You did it. No, you did it! No, Brody did it! No, Spencer did it – I am sure of it! Let me ask – if Jen Bunney is soooooo interested in who spread the sex tape rumor about Lauren and Jason, could she have possibly been the one to start it all? Eh. Who cares – it’s wayyyy more fun to just blame Spencer.
Jen Bunney texts Lauren to hang out and no one can believe it! OMG faces abound!
Er that’s probably more of an O face. If only we had a copy of her sex tape with which to compare it. Still, Lauren can’t believe it. What could Jen possibly want?
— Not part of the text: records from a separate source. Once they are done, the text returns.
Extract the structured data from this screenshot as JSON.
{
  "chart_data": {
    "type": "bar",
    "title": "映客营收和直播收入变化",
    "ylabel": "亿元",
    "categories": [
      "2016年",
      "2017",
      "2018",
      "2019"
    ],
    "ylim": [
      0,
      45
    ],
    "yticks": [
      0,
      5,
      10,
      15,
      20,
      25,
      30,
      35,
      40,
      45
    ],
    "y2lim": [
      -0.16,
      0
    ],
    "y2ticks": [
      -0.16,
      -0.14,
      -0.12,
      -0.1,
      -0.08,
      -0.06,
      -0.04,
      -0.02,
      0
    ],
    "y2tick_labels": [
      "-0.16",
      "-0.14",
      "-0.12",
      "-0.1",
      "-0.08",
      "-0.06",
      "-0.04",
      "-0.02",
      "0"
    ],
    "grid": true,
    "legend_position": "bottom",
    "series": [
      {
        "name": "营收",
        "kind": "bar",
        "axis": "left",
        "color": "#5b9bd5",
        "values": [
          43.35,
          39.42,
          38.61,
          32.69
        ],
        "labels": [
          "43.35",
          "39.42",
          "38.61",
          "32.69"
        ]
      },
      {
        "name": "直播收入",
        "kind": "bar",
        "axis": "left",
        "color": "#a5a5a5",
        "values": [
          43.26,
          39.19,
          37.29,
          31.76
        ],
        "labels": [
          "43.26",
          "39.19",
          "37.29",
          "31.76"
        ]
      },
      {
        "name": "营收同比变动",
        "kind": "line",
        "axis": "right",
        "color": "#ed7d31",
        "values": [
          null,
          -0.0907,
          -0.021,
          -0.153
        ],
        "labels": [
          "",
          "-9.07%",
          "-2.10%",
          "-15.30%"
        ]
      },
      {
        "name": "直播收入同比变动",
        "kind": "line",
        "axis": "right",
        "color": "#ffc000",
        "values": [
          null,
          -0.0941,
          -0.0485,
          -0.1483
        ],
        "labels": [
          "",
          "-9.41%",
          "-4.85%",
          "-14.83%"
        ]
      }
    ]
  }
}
Before Lauren could find out, she apologized to Audrina for being the world’s most typically bitchy, spoiled gal pal. As usual, all Aud’s got to offer are her bedroom eyes.
Girl don’t care ’bout nothing but that JustinBobby booty.
JB don’t care about nothing but being mellow, chill and blissful, dawg. And of course, delicious knit caps.
Lauren goes to see Jen Bunney, who apparently has a passion for lunch dates, giant ice coffees and styling herself like a hooker-y extra in Pretty Woman.
Jen and her fake nails can’t get enough of this sex tape stuff! She tells Lauren that Heidi has accused Brody of being the rumor-spreader, but then he….
Points the finger back at Spencer and Heidi, brah!
Confused, Jen rushes back to Heidi to tell her the news and then backtracks when Heidi gets all up in her newly sculpted face. Surrrreeeeeee, she doesn’t want to “get involved.” We buy that as much as we buy her new nose.
Does Heidi’s face give anyone else the chills? Every time I watch this clip I am immediately transported back to ninth grade and the massive manipulative battles the evil girls at my high school caused. Maybe Heidi’s really a 15-year old girl. That would explain her previous boob-less existence too.
Did we mention Heidi sucks at her job and only has Elodie to blame?
I’ve never seen anyone make a “I’m a wounded animal!” face better than this bitch. Her boss gently reminds her that her current job is not a 9-5 thing, it’s a career. Which is funny, because I thought Heidi’s career was being on a reality TV show and pretending to record an album. Perhaps someone needs to clarify for us both?
Meanwhile, back at the world’s creepiest apartment, Heidi downloads Spencie-Wencie on all the latest sex tape accusations coming his way.
The beard alone makes him guilty, even if it’s just of being a douchebag. His knowing, devilish glance obviously makes Heidi wonder:
“Oh sh*t, did Spencer DO it?” “Oh sh*t, did I forget to TiVo Kid Nation last night?”
As usual it looks like nothing is resolved next week, when Lauren and some model sit next to each other at a beach party and don’t talk. But they’re like TOTALLY into each other. Get the camera!
And Lo continues her heroic role as the best secret bitch on The Hills, when she pointedly asks Brah-Dy the following:
Complete with a sassy “Yo go girl!” head nod. When in Lo going to become the star of this show instead of Blandy McGee Conrad? Seriously, we could get used to 22 minutes of bitchy vag flashes. Yes please!